Seasonal And Annual Respiration Of A Ponderosa Pine Ecosystem

  • Sites: US-Me4
  • Law, B. E., Ryan, M. G., Anthoni, P. M. (1999/02) Seasonal And Annual Respiration Of A Ponderosa Pine Ecosystem, Global Change Biology, 5(2), 169-182.
  • Funding Agency: —

  • The net ecosystem exchange of CO2 between forests and the atmosphere, measured by eddy covariance, is the small difference between two large fluxes of photosynthesis and respiration. Chamber measurements of soil surface CO2 efflux (Fs), wood respiration (Fw) and foliage respiration (Ff) help identify the contributions of these individual components to net ecosystem exchange. Models developed from the chamber data also provide independent estimates of respiration costs.
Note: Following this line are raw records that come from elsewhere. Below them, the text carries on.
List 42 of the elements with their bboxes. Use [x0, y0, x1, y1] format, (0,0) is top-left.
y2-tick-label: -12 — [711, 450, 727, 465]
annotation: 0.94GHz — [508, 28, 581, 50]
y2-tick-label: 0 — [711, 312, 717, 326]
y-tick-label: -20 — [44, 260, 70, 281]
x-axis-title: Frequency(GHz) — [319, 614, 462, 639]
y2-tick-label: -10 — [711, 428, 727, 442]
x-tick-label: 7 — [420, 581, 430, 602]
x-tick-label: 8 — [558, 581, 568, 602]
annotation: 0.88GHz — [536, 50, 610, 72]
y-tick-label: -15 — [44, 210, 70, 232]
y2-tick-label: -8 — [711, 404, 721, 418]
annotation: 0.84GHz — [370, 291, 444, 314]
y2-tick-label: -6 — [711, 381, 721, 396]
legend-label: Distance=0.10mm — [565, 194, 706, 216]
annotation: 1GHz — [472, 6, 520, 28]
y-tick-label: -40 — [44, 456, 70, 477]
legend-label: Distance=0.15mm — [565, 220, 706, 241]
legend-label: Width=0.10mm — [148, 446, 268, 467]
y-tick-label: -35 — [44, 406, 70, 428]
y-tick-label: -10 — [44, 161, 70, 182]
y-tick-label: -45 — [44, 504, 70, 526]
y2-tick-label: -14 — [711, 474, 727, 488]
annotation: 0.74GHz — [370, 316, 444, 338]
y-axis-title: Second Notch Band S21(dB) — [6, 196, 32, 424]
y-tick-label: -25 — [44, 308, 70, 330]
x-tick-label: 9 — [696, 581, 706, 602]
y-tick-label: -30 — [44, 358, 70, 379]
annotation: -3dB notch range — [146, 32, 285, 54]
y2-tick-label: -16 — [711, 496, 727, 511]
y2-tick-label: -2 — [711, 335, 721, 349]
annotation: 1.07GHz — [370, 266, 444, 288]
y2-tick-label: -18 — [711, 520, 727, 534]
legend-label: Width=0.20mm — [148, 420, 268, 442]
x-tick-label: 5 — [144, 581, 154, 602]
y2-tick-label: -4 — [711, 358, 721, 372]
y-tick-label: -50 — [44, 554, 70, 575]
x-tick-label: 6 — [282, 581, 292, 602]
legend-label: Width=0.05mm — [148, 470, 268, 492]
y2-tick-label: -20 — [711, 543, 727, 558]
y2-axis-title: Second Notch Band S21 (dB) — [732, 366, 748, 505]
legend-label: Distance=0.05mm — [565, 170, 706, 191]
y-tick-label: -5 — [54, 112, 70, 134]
We measured CO2 efflux with chambers periodically in 1996–97 in a ponderosa pine forest in Oregon, scaled these measurements to the ecosystem, and computed annual totals for respiration by component. We also compared estimated half-hourly ecosystem respiration at night (Fnc) with eddy covariance measurements. Mean foliage respiration normalized to 10 °C was 0.20 μmol m–2 (hemi-leaf surface area) s–1, and reached a maximum of 0.24 μmol m–2 HSA s–1between days 162 and 208. Mean wood respiration normalized to 10 °C was 5.9 μmol m–3sapwood s–1, with slightly higher rates in mid-summer, when growth occurs. There was no significant difference (P > 0.10) between wood respiration of young (45 years) and old trees (250 years). Soil surface respiration normalized to 10 °C ranged from 0.7 to 3.0 μmol m–2 (ground) s–1 from days 23 to 329, with the lowest rates in winter and highest rates in late spring. Annual CO2 flux from soil surface, foliage and wood was 683, 157, and 54 g C m–2 y–1, with soil fluxes responsible for 76% of ecosystem respiration. The ratio of net primary production to gross primary production was 0.45, consistent with values for conifer sites in Oregon and Australia, but higher than values reported for boreal coniferous forests. Below-ground carbon allocation (root turnover and respiration, estimated as Fs– litterfall carbon) consumed 61% of GPP; high ratios such as this are typical of sites with more water and nutrient constraints. The chamber estimates were moderately correlated with change in CO2 storage in the canopy (Fstor) on calm nights (friction velocity u* < 0.25 m s–1; R2 = 0.60); Fstor was not significantly different from summed chamber estimates. On windy nights (u* > 0.25 m s–1), the sum of turbulent flux measured above the canopy by eddy covariance and Fstor was only weakly correlated with summed chamber estimates (R2 = 0.14); the eddy covariance estimates were lower than chamber estimates by 50%.